Throughout the last year, it was clear ETHS wasn’t afraid to make changes and create space for students and staff. 

“A driver [for these changes] was just realizing that we didn’t want to come back to ETHS the way we were doing it before. There were opportunities to change some things structurally, to change things for everyone involved…Trying to do this for the foreseeable future, one of the things we committed to is we’d make minor revisions each year after we lived it and learned it.” explains Bramley.

So, while the countless questions and lack of information still hangs in the air, how do we attempt to return to normal when there’s so much we just don’t know? 

With this unclarity, it becomes difficult to walk down the halls without questioning the lack of distance in the crowds or the people with their masks below their noses. The thought of going to school without a mask mandate, something ETHS had announced back in July but later adjusted, is also of constant questioning considering the state we’re in. Though being vaccinated certainly eases that stress, the worry of COVID-19 is constantly at the back of my mind, and one of the most obvious reasons ETHS will likely never return to complete normalcy anytime soon. Instead, we adjust and adapt to changes. 

Maddie’s thoughts

The changes ETHS made, with this upcoming school year, can amount to a level of disconnect among the student body. These tactics seemingly meant to rehumanize ETHS for its student population, may end up resulting in drastic changes that deny students the opportunity to acclimate themselves with their school environment. We all just returned from an unorthodox year and a half, to say the least, and for ETHS to come back following that period with countless changes, large and small, it can be expected that there will be a bit of a push-back and lack of connection students have with the school.

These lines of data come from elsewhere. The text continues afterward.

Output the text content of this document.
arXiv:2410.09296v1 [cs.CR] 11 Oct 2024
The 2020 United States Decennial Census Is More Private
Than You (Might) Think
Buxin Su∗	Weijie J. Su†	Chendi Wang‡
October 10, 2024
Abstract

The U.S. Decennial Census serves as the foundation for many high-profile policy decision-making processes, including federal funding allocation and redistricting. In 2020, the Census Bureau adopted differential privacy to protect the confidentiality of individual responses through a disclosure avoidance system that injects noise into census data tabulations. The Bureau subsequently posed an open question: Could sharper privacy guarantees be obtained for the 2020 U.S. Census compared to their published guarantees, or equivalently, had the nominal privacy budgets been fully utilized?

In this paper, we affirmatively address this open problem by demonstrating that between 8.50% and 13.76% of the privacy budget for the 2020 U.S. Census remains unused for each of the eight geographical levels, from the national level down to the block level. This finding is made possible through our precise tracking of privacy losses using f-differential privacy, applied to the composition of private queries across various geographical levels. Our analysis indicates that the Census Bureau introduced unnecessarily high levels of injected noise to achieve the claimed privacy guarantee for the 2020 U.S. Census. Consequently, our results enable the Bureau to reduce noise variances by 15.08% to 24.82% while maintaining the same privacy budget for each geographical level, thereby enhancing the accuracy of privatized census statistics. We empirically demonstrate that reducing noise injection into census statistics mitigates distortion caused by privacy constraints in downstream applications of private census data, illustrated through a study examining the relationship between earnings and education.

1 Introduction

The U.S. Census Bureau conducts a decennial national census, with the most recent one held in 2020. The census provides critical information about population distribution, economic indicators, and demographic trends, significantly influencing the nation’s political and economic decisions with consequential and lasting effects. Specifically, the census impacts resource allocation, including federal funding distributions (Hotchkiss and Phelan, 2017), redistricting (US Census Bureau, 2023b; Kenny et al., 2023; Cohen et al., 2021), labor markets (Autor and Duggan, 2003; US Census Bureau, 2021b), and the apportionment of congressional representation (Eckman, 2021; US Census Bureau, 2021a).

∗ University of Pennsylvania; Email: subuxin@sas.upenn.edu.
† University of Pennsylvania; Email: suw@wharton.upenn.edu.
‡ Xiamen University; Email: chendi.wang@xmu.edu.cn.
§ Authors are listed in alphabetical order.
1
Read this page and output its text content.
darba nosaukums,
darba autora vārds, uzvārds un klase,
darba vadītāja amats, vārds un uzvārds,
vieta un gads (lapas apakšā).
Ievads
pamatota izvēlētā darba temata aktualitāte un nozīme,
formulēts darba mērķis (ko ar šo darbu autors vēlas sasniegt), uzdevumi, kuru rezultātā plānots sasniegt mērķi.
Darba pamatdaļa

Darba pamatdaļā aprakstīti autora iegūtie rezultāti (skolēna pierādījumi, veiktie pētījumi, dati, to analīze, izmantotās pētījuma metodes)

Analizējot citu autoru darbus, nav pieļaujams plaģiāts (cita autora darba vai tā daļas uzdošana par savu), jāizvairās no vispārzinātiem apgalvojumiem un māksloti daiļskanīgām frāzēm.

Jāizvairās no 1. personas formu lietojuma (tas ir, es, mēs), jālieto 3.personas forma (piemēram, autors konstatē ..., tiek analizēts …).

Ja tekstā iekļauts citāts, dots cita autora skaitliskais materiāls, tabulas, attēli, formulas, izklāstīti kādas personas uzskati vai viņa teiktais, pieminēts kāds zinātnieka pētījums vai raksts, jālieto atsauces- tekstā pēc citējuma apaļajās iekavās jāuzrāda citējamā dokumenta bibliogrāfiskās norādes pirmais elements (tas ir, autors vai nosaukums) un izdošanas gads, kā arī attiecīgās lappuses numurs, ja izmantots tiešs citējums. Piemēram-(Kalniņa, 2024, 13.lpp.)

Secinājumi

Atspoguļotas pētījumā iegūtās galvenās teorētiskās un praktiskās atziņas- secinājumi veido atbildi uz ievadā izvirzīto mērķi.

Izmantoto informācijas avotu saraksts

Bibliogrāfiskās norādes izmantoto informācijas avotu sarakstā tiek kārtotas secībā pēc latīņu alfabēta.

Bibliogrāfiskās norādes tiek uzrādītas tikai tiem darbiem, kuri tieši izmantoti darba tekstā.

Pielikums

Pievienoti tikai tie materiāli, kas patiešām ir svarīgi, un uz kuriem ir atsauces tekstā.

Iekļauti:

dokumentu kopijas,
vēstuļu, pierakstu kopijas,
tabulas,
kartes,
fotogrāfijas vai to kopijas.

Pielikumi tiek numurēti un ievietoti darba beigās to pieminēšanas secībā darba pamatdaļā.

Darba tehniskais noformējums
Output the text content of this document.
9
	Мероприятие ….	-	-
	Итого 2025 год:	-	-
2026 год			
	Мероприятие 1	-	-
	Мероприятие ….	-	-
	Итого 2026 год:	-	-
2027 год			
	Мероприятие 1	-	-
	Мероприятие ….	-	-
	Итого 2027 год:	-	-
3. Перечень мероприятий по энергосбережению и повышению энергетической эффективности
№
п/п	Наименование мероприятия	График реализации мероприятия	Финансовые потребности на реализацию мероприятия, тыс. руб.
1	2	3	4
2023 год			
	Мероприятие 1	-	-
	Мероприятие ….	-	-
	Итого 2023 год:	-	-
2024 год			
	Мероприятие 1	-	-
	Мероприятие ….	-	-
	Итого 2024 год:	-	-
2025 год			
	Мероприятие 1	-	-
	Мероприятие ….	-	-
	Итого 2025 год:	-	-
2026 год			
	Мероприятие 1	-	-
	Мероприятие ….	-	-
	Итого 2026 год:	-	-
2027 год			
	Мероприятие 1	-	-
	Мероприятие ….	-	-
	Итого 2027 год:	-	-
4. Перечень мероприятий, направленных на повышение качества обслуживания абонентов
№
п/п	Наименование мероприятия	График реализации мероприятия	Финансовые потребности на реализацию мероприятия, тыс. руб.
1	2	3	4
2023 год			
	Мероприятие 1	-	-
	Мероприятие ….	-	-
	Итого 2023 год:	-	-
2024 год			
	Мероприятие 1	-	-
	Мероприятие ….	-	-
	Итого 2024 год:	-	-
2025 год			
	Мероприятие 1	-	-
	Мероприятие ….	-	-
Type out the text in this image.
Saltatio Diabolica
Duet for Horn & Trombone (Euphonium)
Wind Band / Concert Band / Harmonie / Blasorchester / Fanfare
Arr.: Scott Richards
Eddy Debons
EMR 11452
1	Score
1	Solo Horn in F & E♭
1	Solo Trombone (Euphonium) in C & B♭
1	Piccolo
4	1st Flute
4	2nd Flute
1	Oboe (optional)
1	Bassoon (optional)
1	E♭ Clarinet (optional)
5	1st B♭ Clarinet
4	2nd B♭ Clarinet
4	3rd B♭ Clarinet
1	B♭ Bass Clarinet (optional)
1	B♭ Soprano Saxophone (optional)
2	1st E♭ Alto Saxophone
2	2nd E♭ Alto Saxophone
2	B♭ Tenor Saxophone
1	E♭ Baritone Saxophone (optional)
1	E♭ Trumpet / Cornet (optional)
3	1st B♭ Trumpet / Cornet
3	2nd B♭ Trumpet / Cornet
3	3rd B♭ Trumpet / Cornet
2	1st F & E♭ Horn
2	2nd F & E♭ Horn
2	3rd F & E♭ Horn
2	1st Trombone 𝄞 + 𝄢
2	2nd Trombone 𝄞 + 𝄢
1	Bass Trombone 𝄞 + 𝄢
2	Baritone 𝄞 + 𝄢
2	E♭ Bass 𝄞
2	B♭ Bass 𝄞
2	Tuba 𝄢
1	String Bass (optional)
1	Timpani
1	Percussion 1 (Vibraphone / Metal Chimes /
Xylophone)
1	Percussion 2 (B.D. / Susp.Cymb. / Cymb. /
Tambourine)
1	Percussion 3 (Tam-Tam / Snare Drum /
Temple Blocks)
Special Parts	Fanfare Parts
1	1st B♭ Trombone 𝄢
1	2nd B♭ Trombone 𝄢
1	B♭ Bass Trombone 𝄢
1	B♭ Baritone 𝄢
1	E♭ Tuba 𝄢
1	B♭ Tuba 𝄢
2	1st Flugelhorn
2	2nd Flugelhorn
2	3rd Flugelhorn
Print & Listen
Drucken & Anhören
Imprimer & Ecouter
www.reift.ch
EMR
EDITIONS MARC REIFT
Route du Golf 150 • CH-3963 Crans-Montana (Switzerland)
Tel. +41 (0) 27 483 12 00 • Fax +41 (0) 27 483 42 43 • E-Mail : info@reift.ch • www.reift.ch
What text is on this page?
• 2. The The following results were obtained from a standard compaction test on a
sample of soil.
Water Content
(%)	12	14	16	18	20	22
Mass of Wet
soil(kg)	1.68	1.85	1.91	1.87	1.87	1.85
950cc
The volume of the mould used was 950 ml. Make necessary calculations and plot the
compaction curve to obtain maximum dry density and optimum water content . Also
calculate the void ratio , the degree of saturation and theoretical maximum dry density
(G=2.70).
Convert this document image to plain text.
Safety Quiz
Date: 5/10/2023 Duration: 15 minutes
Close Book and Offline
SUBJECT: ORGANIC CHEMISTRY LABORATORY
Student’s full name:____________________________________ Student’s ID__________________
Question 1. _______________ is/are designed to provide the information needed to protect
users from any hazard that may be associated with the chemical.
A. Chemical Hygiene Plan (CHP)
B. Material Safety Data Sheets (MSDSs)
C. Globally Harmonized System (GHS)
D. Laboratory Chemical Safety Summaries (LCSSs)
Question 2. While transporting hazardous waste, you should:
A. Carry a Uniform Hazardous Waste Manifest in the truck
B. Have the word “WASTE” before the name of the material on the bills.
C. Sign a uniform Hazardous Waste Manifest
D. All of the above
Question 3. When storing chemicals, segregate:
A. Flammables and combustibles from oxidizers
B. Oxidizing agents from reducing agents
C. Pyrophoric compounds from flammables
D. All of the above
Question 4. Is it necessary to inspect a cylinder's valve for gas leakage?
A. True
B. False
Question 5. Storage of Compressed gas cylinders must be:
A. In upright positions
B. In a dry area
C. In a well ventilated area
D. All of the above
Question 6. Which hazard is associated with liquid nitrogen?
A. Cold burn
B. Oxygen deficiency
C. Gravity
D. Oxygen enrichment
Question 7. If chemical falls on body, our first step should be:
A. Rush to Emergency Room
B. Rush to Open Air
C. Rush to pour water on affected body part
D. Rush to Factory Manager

Half of the student body was used to their high school functioning a certain way. They knew 42-minute class periods, having all their classes in one day, five-minute passing periods, having lunch in a designated location, announcements during third period and a specific type of bell. Now, that is all different. Not to say that all of these rehumanizing changes are bad, but when a decision is made to make exceedingly exorbitant changes all in one school year—especially one following not being in the building, learning online, and having to deal with plenty of other external stressors—we, as students, should not be expected to welcome these all with open arms. 

For many students, teachers and staff alike, the return to school has been seen as a return to normalcy. Even though we are still experiencing the effects of the pandemic still raging across the nation and globe, the decision made for ETHS to return to in-person learning was seen as a victory. No more awkward Zoom calls or breakout rooms. No more internet failing or lack of connection with teachers and students. The in-person schooling formula could acknowledge the hardships and struggles many faced under online learning while also building back the daily connections that had been lost. Yet, these rehumanizing changes that had been made, make a “return to normalcy” impossible for some students, given the drastic shift in the daily engagements of the new school environment. 

While, at least for this year, the rehumanizing changes are here to stay, small structural shifts can allow for a better connection and ability for students to readjust to their new learning environment. This can be as simple as giving students small breaks during class (due to many struggling with the constant, attentive nature required of us throughout in-person learning), or even offering more clarity to the school year and how it is meant to function as a whole. The shifts, following a jarring break, from being within the physical walls of ETHS may have been a bit too fast and furiously made, in cumulation, further work must be done in order to offer a better connection and support to those who are not used to the new, rehumanizing tactics.